En cette journée nationale d’hommage aux victimes de terrorisme, Europe 1 a rencontré Jérôme Lesne-Ménard, le greffier qui a traité les attentats du 13 novembre 2015 (129 morts et plus de 350 blessés) et de la promenade des Anglais de Nice en 2016 (89 morts et plus de 400 blessés).

Pour la première fois, il raconte comment il a géré les demandes des victimes, les pièces de dossiers douloureuses à lire ou encore le contact avec les victimes et leurs proches. Il avait pour mission de traiter les victimes de la manière la plus humaine possible. Un travail auquel il repense toujours aujourd'hui.

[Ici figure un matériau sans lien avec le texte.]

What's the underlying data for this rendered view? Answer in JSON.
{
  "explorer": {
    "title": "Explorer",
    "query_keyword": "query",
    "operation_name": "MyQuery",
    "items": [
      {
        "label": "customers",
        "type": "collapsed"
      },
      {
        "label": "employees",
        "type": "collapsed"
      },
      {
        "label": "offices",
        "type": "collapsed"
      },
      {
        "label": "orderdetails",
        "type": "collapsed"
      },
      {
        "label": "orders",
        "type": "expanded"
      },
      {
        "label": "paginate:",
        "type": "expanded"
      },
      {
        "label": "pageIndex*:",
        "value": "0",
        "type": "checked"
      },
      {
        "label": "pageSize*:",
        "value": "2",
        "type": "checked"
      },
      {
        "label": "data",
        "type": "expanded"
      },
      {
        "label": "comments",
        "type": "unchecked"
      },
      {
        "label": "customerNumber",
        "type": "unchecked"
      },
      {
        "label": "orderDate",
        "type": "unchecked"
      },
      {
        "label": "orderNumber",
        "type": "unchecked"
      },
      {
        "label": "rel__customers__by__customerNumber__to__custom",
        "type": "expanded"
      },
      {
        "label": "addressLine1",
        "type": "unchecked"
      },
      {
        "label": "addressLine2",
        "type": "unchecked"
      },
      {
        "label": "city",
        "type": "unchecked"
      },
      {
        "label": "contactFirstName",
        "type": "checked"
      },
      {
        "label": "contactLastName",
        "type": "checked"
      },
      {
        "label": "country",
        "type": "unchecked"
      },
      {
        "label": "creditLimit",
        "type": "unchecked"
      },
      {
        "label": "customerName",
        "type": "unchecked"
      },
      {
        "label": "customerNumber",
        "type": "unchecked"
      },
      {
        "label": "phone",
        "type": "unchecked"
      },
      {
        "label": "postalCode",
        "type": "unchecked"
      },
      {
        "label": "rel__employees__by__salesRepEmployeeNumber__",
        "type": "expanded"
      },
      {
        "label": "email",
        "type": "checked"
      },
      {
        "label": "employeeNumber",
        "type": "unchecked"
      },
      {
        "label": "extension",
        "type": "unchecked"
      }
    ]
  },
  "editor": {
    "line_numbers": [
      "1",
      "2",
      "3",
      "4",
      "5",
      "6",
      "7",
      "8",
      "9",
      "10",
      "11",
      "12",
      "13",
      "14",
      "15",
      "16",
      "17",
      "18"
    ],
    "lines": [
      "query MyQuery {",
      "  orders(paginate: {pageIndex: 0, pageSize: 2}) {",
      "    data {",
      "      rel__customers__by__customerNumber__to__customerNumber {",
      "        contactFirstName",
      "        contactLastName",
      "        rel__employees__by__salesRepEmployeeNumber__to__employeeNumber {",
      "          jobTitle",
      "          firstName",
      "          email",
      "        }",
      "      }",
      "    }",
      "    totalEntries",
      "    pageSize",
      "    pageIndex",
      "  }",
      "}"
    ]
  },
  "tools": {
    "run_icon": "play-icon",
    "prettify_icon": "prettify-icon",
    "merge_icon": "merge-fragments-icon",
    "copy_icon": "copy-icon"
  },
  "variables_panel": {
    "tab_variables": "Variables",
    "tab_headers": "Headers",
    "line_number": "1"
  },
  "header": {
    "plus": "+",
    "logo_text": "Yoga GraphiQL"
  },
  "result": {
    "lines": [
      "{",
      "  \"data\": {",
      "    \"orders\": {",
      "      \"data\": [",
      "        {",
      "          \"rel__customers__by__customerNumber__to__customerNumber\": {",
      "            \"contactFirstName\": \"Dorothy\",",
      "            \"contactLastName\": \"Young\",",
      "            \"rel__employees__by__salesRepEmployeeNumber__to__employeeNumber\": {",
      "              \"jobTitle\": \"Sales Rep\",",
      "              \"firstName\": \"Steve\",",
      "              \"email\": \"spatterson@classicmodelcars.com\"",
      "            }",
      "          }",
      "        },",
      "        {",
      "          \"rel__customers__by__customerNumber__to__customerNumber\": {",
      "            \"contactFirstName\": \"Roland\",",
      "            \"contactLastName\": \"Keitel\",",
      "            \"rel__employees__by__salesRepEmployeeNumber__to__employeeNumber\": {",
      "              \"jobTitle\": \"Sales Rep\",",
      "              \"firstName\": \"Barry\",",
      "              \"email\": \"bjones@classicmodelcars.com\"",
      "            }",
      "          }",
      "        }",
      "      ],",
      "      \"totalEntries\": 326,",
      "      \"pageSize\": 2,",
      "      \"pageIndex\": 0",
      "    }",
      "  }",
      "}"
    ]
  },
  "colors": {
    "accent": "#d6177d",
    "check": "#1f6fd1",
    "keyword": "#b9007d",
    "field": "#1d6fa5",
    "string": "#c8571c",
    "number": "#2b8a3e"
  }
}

Un travail de reconstitution dans l'émotion

Un greffier pour rendre compte des événements. Le greffier est le partenaire du juge, une sorte d'assistant qui constitue les dossiers, rédige les actes. Après le 13-Novembre, la justice s’est rendue compte qu'il y avait un tel nombre de victimes qu'il faudrait leur consacrer un greffier pour enregistrer tout ce qui les concerne. Jérôme Lesne-Ménard a donc vu toutes les photos, lu tous les rapports d’autopsie, toutes les auditions des victimes. Il s'est même rendu sur place pour bien se figurer les lieux du drame et mieux comprendre les confidences des victimes.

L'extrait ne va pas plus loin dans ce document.